I’m using a technique I learned from a dolphin trainer.
2 For a book I was writing about a school for exotic animal trainers, I started spending my
days watching students do the seemingly impossible: teaching hyenas to pirouette on
command and chimps to skateboard. I listened, rapt, as professional trainers explained
how they taught dolphins to flip and elephants to paint. Eventually it hit me that the same
techniques might work on that stubborn but lovable species, the American husband. The
central lesson I learned is that I should reward behaviour I like and ignore behaviour I
don’t. After all, you don’t get a sea lion to balance a ball on the end of its nose by
nagging. The same goes for the American husband.
3 I began thanking Scott if he threw one dirty shirt into the hamper. If he threw in two, I’d
kiss him. I was using what trainers call ‘approximations,’ rewarding the small steps toward
learning a whole new behaviour. You can’t expect a baboon to learn to flip on command
in one session, just as you can’t expect an American husband to begin regularly picking up
his dirty socks by praising him once for picking up a single sock. With the baboon you first
reward a hop, then a bigger hop, then an even bigger hop. With Scott the husband, I
began to praise every small act every time: if he drove just a mile an hour slower, tossed
one pair of shorts into the hamper, or was on time for anything.
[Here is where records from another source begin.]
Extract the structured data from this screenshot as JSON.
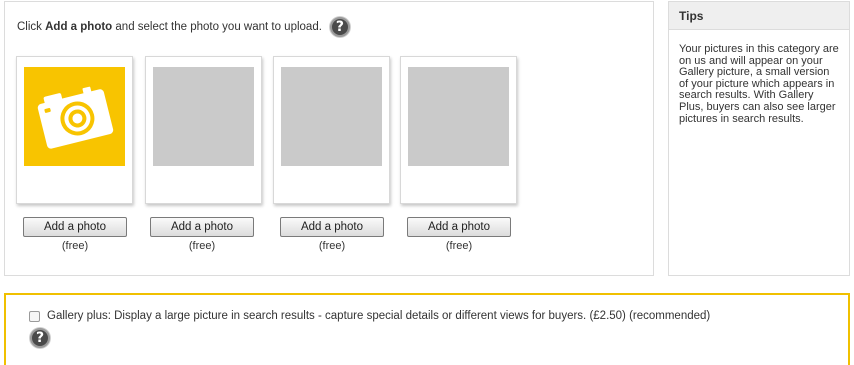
{
  "upload": {
    "instruction_prefix": "Click ",
    "instruction_bold": "Add a photo",
    "instruction_suffix": " and select the photo you want to upload.",
    "help_icon": "?",
    "slots": [
      {
        "button_label": "Add a photo",
        "price_label": "(free)",
        "icon": "camera-icon"
      },
      {
        "button_label": "Add a photo",
        "price_label": "(free)"
      },
      {
        "button_label": "Add a photo",
        "price_label": "(free)"
      },
      {
        "button_label": "Add a photo",
        "price_label": "(free)"
      }
    ],
    "accent_color": "#f8c400"
  },
  "tips": {
    "title": "Tips",
    "body": "Your pictures in this category are on us and will appear on your Gallery picture, a small version of your picture which appears in search results. With Gallery Plus, buyers can also see larger pictures in search results."
  },
  "gallery_plus": {
    "label": "Gallery plus: Display a large picture in search results - capture special details or different views for buyers. (£2.50) (recommended)",
    "checked": false,
    "help_icon": "?",
    "border_color": "#f0c000"
  }
}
4 On a field trip with the students, I listened to a professional trainer describe how he had
taught African crested cranes to stop landing on his head and shoulders. He did this by
training the leggy birds to land on mats on the ground. This, he explained, is what is called
an ‘incompatible behaviour,’ a simple but brilliant concept. Rather than teach the cranes to
stop landing on him, the trainer taught the birds something else, a behaviour that would
make the undesirable behaviour impossible. The birds couldn’t alight on the mats and his
head simultaneously. At home, I came up with incompatible behaviours for Scott to keep
him from crowding me while I cooked. I piled up parsley for him to chop or cheese for
him to grate at the other end of the kitchen island. Soon I’d done it: no more Scott
hovering around me while I cooked.
5 I followed the students to SeaWorld San Diego, where a dolphin trainer introduced me to
least reinforcing scenario (L. R. S.). When a dolphin does something wrong, the trainer
doesn’t respond in any way. He stands still for a few beats, careful not to look at the
dolphin, and then returns to work. The idea is that any response, positive or negative,
fuels a behaviour. If a behaviour provokes no response, it typically dies away. It was only a
matter of time before he was again searching for his keys, at which point I said nothing
and kept at what I was doing. It took a lot of discipline to maintain my calm, but results
were immediate. I felt as if I should throw him a mackerel.
6 Professionals talk of animals that understand training so well they eventually use it back on
the trainer. My animal did the same. When the training techniques worked so beautifully, I
couldn’t resist telling my husband what I was up to. He wasn’t offended, just amused.
Then last fall, firmly in middle age, I learned that I needed braces. They were not only
humiliating, but also excruciating. One morning, as I launched into yet another tirade
about how uncomfortable I was, Scott just looked at me blankly. He didn’t say a word or
acknowledge my rant in any way, not even with a nod. I started to walk away, then I
realized what was happening, and I turned and asked, ‘Are you giving me an L. R. S.?’
Silence. ‘You are, aren’t you?’ He finally smiled, but his L. R. S. had already done the trick.
He’d begun to train me, the American wife.